Varlıklı olmak için değil de "var olabilmek" için hayata atılanlar ile varlıklı olanlar, son istasyona ulaştıklarında karşılaşırlar. Tıpkı Sinoplu Diyojen ile Makedonya kralı II. Filip'in oğlu Büyük İskender'in karşılaştıkları gibi.. Her iki tarafta servet sahibi olmuştur. Bir farkla, birinin serveti tükenip yok olur, geriye hiçbir şey kalmaz; diğerinin servetinden geriye kalanlar ise; bitimsiz ve anıtsaldır.

Gelelim Şeytan'ın yeryüzündeki temsilcisi olan aşka..

İnsan yüreğini hop ettiren aşk, varlık içinde olmayı yeğler.

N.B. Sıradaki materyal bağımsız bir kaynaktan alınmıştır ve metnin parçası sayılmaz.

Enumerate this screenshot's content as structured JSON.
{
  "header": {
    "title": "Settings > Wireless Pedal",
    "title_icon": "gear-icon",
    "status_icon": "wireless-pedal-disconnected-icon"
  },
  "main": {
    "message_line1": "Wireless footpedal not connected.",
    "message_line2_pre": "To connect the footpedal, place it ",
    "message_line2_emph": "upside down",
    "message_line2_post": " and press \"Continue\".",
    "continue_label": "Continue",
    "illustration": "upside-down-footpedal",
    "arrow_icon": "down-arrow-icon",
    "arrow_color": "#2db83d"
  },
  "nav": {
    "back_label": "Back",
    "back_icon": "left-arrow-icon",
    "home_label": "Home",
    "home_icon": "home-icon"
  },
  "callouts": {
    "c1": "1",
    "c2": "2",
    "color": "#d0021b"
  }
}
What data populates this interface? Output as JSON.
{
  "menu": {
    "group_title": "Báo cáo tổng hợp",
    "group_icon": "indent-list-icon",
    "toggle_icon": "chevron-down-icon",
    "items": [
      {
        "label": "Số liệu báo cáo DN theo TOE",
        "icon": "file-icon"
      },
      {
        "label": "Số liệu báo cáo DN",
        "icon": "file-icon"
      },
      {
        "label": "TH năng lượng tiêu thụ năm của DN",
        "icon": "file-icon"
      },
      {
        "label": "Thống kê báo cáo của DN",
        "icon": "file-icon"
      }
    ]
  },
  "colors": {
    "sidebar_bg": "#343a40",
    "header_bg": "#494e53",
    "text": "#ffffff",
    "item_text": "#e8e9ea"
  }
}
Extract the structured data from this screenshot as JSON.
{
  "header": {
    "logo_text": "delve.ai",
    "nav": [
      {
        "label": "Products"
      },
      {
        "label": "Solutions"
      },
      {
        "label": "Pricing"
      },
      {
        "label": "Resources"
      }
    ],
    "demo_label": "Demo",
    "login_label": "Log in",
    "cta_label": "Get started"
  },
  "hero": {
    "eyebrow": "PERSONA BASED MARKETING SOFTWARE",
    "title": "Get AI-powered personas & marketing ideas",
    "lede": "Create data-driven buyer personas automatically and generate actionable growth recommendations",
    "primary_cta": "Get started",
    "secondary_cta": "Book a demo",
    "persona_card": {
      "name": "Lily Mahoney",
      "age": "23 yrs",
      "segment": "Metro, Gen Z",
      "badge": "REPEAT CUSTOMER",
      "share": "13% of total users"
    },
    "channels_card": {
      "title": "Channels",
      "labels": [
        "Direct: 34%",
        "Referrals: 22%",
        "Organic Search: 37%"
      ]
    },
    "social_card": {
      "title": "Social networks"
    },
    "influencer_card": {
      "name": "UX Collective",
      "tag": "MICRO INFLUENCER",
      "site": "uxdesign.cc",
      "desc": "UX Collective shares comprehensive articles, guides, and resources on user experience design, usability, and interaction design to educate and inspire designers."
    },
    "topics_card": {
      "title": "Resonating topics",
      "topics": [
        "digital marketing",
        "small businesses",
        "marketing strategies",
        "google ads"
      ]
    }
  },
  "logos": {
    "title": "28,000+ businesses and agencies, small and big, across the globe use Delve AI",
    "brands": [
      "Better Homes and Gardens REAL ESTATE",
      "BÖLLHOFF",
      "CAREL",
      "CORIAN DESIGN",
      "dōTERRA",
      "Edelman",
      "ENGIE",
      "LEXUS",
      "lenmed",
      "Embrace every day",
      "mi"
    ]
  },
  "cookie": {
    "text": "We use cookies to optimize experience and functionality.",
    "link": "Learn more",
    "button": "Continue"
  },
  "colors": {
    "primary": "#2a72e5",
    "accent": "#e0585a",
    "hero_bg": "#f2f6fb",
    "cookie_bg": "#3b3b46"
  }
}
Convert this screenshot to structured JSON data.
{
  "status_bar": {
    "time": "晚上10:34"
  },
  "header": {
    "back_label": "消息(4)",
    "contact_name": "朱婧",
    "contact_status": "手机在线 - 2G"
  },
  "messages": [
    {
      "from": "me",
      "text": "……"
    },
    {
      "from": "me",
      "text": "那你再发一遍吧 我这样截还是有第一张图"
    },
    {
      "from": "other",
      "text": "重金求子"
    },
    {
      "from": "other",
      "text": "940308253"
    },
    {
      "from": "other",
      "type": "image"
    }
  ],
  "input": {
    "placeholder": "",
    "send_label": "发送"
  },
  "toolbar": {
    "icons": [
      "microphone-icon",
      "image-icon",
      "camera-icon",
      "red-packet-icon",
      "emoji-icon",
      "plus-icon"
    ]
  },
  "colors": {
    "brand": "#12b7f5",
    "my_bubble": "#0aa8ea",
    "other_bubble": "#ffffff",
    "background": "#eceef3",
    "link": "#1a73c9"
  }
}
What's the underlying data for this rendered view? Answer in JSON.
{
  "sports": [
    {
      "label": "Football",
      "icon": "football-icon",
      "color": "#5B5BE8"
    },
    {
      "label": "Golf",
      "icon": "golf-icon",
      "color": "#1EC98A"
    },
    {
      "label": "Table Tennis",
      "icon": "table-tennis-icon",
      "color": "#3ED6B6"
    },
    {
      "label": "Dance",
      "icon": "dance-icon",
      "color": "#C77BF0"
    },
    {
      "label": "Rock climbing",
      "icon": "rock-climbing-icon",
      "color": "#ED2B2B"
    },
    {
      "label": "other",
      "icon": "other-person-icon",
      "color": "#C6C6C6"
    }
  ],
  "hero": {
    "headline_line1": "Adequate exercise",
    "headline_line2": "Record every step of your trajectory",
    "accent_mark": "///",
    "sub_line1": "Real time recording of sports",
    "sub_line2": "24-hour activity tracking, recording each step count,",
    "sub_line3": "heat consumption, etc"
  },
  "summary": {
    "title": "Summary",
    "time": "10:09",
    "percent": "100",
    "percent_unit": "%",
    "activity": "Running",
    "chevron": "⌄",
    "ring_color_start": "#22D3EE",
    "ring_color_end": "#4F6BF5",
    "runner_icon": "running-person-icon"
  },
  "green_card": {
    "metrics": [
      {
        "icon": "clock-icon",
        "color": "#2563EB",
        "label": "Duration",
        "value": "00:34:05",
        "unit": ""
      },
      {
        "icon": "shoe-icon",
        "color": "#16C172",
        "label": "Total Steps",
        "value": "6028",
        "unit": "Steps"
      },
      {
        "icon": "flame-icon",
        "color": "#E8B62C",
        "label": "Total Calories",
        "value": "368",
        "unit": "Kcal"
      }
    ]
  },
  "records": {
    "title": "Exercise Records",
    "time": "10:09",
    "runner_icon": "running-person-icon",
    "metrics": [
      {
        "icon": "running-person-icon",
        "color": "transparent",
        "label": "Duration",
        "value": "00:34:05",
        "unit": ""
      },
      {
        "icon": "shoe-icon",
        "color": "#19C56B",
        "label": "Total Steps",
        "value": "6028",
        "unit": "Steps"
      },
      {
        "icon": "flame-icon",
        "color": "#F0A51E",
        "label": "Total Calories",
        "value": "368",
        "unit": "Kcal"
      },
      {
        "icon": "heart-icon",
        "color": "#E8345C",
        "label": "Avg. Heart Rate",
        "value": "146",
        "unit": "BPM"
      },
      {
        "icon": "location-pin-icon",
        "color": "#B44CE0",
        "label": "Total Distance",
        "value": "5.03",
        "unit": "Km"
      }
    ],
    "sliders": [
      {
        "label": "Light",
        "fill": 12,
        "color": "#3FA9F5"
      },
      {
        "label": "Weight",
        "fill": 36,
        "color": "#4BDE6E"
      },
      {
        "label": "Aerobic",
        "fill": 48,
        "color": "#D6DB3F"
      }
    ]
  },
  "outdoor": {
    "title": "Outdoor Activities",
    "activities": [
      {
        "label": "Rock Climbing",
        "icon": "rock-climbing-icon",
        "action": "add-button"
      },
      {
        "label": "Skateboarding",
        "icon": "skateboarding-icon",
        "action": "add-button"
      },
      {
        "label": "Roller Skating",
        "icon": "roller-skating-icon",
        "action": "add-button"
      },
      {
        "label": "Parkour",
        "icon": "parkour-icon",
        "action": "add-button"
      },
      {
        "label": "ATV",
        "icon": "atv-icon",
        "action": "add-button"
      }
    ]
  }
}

Yoksul dünyalarda yaşanıldığına inanılan çaresiz ve zorunlu yetinmelerin adıdır aşk.

Her servet tükenip yok olduğuna ve sonsuza kadar varlığını sürdüremediğine göre; çok doğal olarak aşk da bitimsiz ve ölümsüz değildir. En büyük aşk bir kaç mevsim sonra, bir daha hiç hissedilmeyecek olan tatlı bir meltem esintisini andırır aslında.

Faniler servetsiz, aşksız ve sanatsız yaşayamazlar. Ne var ki ikisi yalan, sadece birisi gerçektir.